The global mental health (GMH) movement aims to establish a world in which every human can access mental health services based on two fundamental principles: respect for human rights and evidence-based treatments. Despite being criticized, especially for its neocolonial tendency to impose psychiatric systems that defy local epistemologies, this movement is garnering increasing attention.

The anti-psychiatry movement led to the first mental health reforms based on human rights, which notably influenced World Health Organization (WHO) policies and the development of ethnopsychiatry. However, despite the vast anthropological literature supporting the importance of traditional health systems for the well-being of local communities, the recognition of traditional medicines and healers is highly marginalized within the GMH agenda.

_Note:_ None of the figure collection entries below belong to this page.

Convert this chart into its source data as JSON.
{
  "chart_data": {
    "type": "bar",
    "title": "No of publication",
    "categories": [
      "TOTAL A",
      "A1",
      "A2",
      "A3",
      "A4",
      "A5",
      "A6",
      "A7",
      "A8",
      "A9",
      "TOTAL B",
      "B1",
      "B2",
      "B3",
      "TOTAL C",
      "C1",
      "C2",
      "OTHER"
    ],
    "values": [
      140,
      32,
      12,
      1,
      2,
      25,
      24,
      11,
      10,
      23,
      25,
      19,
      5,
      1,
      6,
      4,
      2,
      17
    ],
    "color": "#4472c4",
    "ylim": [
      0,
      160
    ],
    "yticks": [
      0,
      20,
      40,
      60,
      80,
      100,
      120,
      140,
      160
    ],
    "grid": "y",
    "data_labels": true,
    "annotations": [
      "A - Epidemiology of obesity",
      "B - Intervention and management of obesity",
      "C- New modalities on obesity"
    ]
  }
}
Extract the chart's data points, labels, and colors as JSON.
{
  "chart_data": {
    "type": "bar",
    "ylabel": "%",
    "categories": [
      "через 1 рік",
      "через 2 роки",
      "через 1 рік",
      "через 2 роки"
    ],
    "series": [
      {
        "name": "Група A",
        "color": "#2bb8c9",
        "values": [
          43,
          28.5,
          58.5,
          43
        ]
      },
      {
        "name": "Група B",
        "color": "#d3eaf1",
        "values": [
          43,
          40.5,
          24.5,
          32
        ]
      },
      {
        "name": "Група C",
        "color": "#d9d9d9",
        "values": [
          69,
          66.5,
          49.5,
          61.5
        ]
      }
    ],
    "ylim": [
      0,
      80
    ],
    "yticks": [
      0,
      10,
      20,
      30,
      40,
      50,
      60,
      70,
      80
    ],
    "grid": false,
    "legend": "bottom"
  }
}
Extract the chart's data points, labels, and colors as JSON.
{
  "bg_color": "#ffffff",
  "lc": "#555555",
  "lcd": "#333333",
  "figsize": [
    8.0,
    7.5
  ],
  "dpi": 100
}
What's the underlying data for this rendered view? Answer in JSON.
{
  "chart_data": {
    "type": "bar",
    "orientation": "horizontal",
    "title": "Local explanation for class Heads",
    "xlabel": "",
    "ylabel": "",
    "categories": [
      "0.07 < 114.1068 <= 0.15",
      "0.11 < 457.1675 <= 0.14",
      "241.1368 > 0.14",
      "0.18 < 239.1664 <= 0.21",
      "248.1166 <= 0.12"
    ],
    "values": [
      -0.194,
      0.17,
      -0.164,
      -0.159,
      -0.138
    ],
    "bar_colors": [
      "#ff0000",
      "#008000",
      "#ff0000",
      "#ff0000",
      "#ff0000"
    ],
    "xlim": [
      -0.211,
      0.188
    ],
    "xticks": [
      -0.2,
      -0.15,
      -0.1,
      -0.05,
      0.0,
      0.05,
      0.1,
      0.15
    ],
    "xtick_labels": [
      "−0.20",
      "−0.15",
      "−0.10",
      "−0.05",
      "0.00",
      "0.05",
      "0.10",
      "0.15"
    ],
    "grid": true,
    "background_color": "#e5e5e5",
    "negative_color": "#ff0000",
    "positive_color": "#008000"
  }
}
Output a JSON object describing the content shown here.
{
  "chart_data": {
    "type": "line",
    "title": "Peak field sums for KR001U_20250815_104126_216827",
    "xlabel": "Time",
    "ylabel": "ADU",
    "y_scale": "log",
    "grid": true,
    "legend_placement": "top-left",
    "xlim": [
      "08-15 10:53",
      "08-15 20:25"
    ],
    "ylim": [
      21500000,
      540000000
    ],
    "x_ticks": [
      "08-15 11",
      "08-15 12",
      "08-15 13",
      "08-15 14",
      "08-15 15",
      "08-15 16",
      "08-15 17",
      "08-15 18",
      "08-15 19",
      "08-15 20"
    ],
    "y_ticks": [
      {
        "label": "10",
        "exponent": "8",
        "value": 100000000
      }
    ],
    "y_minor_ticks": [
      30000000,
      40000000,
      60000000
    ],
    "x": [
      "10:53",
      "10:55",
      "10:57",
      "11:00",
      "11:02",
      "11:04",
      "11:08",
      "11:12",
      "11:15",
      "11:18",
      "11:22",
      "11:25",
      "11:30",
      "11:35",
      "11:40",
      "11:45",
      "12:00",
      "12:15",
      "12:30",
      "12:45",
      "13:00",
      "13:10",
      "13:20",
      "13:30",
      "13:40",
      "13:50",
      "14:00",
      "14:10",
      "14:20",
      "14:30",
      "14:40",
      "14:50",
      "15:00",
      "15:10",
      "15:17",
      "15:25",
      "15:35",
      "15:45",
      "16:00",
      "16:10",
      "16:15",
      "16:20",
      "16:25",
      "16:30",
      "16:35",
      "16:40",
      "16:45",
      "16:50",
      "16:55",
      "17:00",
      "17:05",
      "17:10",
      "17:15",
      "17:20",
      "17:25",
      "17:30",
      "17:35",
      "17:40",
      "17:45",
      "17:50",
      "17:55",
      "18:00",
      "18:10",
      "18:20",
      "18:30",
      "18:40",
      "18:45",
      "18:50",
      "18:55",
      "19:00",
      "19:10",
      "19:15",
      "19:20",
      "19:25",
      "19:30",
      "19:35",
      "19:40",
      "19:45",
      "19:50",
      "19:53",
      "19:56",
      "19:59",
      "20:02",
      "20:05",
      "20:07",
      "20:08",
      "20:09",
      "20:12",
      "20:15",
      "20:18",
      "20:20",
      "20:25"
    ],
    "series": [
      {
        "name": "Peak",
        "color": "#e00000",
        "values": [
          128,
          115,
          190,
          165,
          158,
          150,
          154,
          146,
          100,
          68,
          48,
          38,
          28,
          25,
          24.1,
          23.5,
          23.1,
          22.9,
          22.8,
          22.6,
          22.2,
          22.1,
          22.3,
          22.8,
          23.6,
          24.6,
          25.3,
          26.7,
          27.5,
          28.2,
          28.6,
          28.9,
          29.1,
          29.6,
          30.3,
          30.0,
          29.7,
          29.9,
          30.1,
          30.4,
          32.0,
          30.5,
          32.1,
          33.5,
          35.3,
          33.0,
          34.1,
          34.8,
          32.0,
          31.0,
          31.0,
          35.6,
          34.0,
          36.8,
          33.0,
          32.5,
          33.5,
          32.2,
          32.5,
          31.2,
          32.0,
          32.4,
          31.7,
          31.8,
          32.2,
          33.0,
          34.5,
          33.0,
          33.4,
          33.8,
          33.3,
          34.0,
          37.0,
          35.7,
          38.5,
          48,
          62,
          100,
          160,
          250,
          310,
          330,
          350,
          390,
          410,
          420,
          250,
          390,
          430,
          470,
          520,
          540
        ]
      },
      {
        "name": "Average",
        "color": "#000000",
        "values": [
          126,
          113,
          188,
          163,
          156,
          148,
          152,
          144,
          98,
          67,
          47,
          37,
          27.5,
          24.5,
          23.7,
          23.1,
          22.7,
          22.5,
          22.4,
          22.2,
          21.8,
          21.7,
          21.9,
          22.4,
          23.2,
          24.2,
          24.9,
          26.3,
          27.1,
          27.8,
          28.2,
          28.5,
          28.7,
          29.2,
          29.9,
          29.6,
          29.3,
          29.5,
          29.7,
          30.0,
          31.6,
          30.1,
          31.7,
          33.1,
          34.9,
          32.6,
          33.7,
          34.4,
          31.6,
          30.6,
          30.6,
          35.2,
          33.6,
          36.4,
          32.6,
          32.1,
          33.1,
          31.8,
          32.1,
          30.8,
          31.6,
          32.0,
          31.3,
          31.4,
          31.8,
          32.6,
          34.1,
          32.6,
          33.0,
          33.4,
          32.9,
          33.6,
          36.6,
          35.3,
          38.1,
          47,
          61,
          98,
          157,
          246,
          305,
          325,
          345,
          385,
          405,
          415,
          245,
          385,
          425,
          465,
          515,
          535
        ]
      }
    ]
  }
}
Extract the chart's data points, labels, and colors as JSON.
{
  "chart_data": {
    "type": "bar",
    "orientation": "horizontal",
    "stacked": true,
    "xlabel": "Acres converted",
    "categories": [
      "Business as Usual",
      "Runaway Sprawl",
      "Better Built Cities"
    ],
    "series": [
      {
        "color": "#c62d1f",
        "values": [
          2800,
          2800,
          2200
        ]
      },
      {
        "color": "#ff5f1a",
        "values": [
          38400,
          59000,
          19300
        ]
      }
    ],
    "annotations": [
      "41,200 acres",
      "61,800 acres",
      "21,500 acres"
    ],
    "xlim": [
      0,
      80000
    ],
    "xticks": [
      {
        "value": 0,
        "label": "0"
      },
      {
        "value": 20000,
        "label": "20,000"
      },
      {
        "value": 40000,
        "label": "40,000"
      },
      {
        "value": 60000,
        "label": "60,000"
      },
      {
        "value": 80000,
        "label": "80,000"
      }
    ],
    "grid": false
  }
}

For example, WHO’s Mental Health Action Plan 2013–2020 acknowledges the value of traditional medical systems only subsidiarily, qualifying them as “informal”: “Greater collaboration with ‘informal’ mental health care providers, including families, as well as religious leaders, faith healers, traditional healers, school teachers, police officers and local nongovernmental organizations, is also needed.” Similarly, the Lancet Commission on Global Mental Health and Sustainable Development’s report mentions traditional healing systems only when stating that “[g]lobal mental health practitioners have shown that integrating understanding of local explanatory models of illness experiences is possible while respecting the complementary role of Western biomedical and local traditional approaches to treatment.”